Taking What Matters
She has never looked at anything — a locked cabinet, a casino floor, a stranger's composure — without seeing where it comes apart. Beatrix Cramer was reading secrets before she could spell her own name: insect husks, neighbours' brooches, the weight of a lie. She schemed with one partner and built with another — an emporium in a sandstone church, funded by instincts she never shared. He was murdered. She wasn't done. Now she operates between worlds, and the instinct that ruined her is the only thing anyone wants her for.

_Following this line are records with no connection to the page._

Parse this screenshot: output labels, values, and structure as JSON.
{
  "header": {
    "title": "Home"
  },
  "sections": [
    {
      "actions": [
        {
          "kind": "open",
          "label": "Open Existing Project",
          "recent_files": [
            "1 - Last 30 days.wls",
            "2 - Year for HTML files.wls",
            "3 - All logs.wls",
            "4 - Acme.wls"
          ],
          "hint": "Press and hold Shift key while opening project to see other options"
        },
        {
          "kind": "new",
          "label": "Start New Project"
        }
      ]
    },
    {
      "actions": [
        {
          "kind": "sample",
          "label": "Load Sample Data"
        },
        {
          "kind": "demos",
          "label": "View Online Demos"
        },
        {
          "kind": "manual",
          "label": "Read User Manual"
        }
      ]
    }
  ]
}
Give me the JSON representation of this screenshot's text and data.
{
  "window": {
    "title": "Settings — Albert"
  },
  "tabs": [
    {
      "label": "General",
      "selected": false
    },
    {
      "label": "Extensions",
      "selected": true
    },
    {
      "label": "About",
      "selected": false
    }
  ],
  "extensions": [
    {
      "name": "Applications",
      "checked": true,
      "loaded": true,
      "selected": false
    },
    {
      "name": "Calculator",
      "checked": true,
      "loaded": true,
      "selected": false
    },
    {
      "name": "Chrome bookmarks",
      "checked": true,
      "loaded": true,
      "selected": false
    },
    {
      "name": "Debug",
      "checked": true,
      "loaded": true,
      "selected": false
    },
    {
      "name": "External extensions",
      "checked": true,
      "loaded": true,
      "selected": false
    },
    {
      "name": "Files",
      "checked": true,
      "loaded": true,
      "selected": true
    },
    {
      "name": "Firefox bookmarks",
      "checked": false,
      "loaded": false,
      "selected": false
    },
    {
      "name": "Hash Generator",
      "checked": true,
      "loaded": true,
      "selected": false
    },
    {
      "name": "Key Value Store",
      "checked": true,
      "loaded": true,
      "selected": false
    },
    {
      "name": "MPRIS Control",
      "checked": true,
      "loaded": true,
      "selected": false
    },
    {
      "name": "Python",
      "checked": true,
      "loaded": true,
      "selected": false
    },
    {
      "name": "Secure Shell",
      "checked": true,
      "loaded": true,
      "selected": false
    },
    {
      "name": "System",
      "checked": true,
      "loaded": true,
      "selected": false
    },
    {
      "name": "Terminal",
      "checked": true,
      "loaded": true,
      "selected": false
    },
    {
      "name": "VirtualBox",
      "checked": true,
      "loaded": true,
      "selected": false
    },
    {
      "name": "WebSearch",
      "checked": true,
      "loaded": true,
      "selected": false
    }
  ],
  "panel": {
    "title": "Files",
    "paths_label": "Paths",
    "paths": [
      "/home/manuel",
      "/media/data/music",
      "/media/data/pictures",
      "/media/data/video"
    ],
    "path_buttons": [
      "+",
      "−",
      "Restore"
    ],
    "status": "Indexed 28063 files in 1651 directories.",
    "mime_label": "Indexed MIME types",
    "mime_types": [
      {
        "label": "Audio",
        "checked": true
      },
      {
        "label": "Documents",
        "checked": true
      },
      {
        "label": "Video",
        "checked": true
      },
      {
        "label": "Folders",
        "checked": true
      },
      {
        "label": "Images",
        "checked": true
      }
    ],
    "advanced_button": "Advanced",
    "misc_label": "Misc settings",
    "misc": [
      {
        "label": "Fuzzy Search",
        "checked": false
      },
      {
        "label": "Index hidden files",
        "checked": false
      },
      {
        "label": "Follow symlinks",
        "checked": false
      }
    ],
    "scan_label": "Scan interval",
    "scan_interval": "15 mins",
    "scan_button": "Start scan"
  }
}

As a child she kept shelves of insect husks and stolen brooches — not trophies but evidence, proof that everything carries information if you know how to look. Beatrix lifted chips from casino tables with distraction and nerve, read antique provenance well enough to build a career on instincts she couldn't mention in polite company. She read people, animals, rooms — the tension in something cornered, the silence before something bolts.
The emporium she built in a sandstone church — a river town, a man who shared her eye for detail but not her taste for risk — was the closest to honest her life had managed. Then someone came with photographs and a price. Comply or lose him. She has never once complied with anything. He was murdered. The emporium seized. The river town moved on as though those walls had never held anything worth keeping.
She crosses between worlds now — sourcing what legitimate channels won't touch, handling the work nobody wants traced back to a name. The settlement she helped build has grown beyond anything she imagined. Beatrix hasn't changed. The instinct is the same one that emptied neighbours' jewellery boxes and stripped casino floors. She just points it at harder targets now, and nobody asks her to stop.